The '32D' offset with the 'M' period index seems to be treated as '32M' perhaps? It appears to just be an expanding sum for the entire series.
也许我误解了如何使用偏移量?显然,我可以通过将 NaN 保留在原始 value
列中并仅使用 window 参数来解决这个问题,但偏移量似乎非常有用.
Perhaps I'm misunderstanding how to use offsets? Obviously, I could solve this by keeping the NaN in the original value
column and just use the window parameter, but offsets seem quite useful.
就其价值而言,如果我使用 DateTimeIndex 生成每小时数据,事情似乎按预期工作(即每 12 小时使用数据的2D"偏移量在丢失的行中给出正确答案).
For what its worth, if I generate Hourly data with a DateTimeIndex, things seem to work as expected (i.e. a '2D' offset with data every 12 hours gives the correct answer across missing rows).
Here is a function that gives you the rolling sum of a specified number of months. You did not provide variable 'dt' in your code above so I just created a list of datetimes (code included).

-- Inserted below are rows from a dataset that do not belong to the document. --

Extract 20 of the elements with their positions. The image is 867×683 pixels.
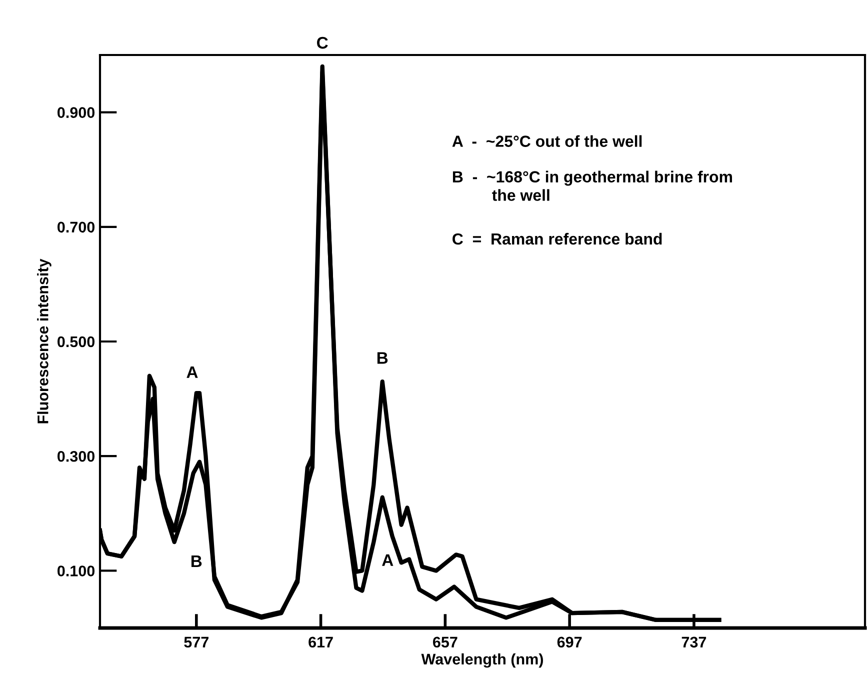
annotation: C = Raman reference band [452,232,662,245]
annotation: C [317,36,328,49]
annotation: B - ~168°C in geothermal brine from the well [452,170,732,201]
y-axis-title: Fluorescence intensity [37,258,52,424]
annotation: A [186,366,198,378]
annotation: B [377,352,388,364]
x-tick-label: 737 [682,636,706,648]
y-tick-label: 0.700 [58,222,95,233]
annotation: A - ~25°C out of the well [452,135,642,147]
x-tick-label: 657 [433,636,458,648]
annotation: A [382,554,394,566]
x-tick-label: 697 [557,636,582,648]
y-tick-label: 0.300 [58,450,95,462]
x-tick-label: 617 [308,636,333,648]
x-axis-title: Wavelength (nm) [421,653,543,668]
annotation: B [191,556,202,567]
x-tick-label: 577 [184,636,208,648]
y-tick-label: 0.100 [58,566,95,576]
y-tick-label: 0.500 [58,336,95,348]
y-tick-label: 0.900 [58,107,95,118]
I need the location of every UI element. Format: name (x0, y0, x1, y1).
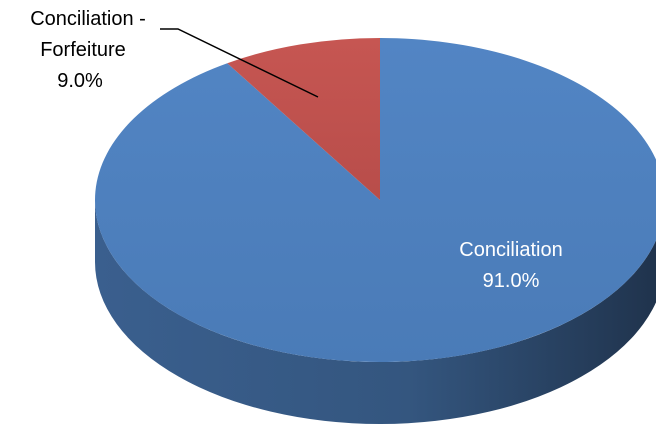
pie-slice-forfeiture (227, 38, 380, 200)
pie-side-wall (95, 200, 656, 424)
conciliation-label-value: 91.0% (483, 270, 540, 292)
forfeiture-leader-line (160, 28, 319, 98)
pie-slice-conciliation (95, 38, 656, 362)
conciliation-label-name: Conciliation (459, 239, 562, 261)
forfeiture-label-name-line1: Conciliation - (30, 8, 146, 30)
forfeiture-label-value: 9.0% (57, 70, 103, 92)
forfeiture-label-name-line2: Forfeiture (40, 39, 126, 61)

from datetime import datetime
from dateutil.relativedelta import relativedelta
import pandas as pd
import numpy as np
import random
def date_range(start_date, end_date, increment, period):
result = []
nxt = start_date
delta = relativedelta(**{period:increment})
while nxt <= end_date:
nxt += delta
return result
def MonthRollSum(df, offset, sumColumn):
#must have DateTimeIndex
df2 = df.copy()
df2.index = df2.index + pd.DateOffset(days = -offset)

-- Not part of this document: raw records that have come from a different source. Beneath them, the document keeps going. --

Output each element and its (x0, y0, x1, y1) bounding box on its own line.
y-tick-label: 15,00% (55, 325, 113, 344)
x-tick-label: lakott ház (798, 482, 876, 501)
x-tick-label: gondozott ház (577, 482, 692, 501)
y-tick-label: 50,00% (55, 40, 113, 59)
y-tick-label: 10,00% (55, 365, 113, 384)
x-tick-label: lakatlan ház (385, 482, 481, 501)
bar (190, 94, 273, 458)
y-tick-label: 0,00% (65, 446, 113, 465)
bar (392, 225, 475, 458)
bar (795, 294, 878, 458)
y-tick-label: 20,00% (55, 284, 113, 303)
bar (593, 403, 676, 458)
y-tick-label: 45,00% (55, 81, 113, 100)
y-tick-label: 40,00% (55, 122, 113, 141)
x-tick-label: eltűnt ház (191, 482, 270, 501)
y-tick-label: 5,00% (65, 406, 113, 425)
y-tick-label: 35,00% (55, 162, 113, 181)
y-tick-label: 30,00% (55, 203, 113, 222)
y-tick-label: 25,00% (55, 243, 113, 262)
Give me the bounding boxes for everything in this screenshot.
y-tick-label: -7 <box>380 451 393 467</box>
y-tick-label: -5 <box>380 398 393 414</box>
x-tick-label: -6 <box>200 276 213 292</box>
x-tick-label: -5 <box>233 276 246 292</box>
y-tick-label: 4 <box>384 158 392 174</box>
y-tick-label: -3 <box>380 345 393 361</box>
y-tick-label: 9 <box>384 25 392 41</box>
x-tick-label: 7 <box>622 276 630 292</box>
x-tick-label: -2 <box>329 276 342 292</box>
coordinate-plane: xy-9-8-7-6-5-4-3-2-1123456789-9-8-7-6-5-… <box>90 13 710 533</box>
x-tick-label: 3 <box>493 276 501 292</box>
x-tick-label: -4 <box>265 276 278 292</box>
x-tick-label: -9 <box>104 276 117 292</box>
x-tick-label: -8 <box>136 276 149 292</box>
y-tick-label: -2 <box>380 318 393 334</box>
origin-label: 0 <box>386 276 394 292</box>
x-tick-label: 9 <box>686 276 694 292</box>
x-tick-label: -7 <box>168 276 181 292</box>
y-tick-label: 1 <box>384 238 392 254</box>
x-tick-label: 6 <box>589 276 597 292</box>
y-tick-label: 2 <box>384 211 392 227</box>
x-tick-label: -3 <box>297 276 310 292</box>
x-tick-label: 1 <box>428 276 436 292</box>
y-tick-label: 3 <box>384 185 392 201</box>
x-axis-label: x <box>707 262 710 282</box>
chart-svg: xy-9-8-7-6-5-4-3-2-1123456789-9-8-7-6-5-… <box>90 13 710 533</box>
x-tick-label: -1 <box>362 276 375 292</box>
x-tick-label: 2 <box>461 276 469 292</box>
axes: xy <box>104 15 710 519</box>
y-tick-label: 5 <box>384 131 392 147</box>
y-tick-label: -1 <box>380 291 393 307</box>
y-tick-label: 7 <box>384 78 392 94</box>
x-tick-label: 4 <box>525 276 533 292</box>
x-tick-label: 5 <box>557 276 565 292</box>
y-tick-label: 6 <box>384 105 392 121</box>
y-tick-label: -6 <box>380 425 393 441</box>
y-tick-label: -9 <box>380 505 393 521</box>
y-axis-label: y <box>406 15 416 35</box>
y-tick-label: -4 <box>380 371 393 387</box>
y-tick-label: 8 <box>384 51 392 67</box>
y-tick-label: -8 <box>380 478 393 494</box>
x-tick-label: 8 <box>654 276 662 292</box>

return df2.groupby([df2.index.year, df2.index.month])[sumColumn].sum()
# added this part to generate the dt list for 8hour interval for 1000 days
start_date = datetime.now()
end_date = start_date + relativedelta(days=1000)
end_date = end_date.replace(hour=19, minute=0, second=0, microsecond=0)
dt = date_range(start_date, end_date, 8, 'hours')
# the following was given by the questioner
dft = pd.DataFrame(np.random.randint(0,10,size=len(dt)),index=dt)
dft.columns = ['value']
dft['value'] = np.where(dft['value'] < 3,np.nan,dft['value'])
dft = dft.dropna()
# Call the solution function
dft = MonthRollSum(dft, 2, 'value')
The results many vary because the initial list of value is randomly generated:
2021 2 290.0
3 379.0
4 414.0
5 368.0
6 325.0
7 405.0
8 425.0
9 380.0
10 393.0
11 370.0
12 419.0
2022 1 377.0
2 275.0
3 334.0
4 350.0
5 395.0
6 376.0
7 420.0
8 419.0
9 359.0
10 328.0
11 394.0
12 345.0
2023 1 381.0
2 335.0
3 352.0
4 355.0
5 376.0
6 350.0
7 401.0
8 443.0
9 394.0
10 394.0
这篇关于具有每月偏移量的 pandas 滚动()函数的文章就介绍到这了,希望我们推荐的答案对大家有所帮助,也希望大家多多支持!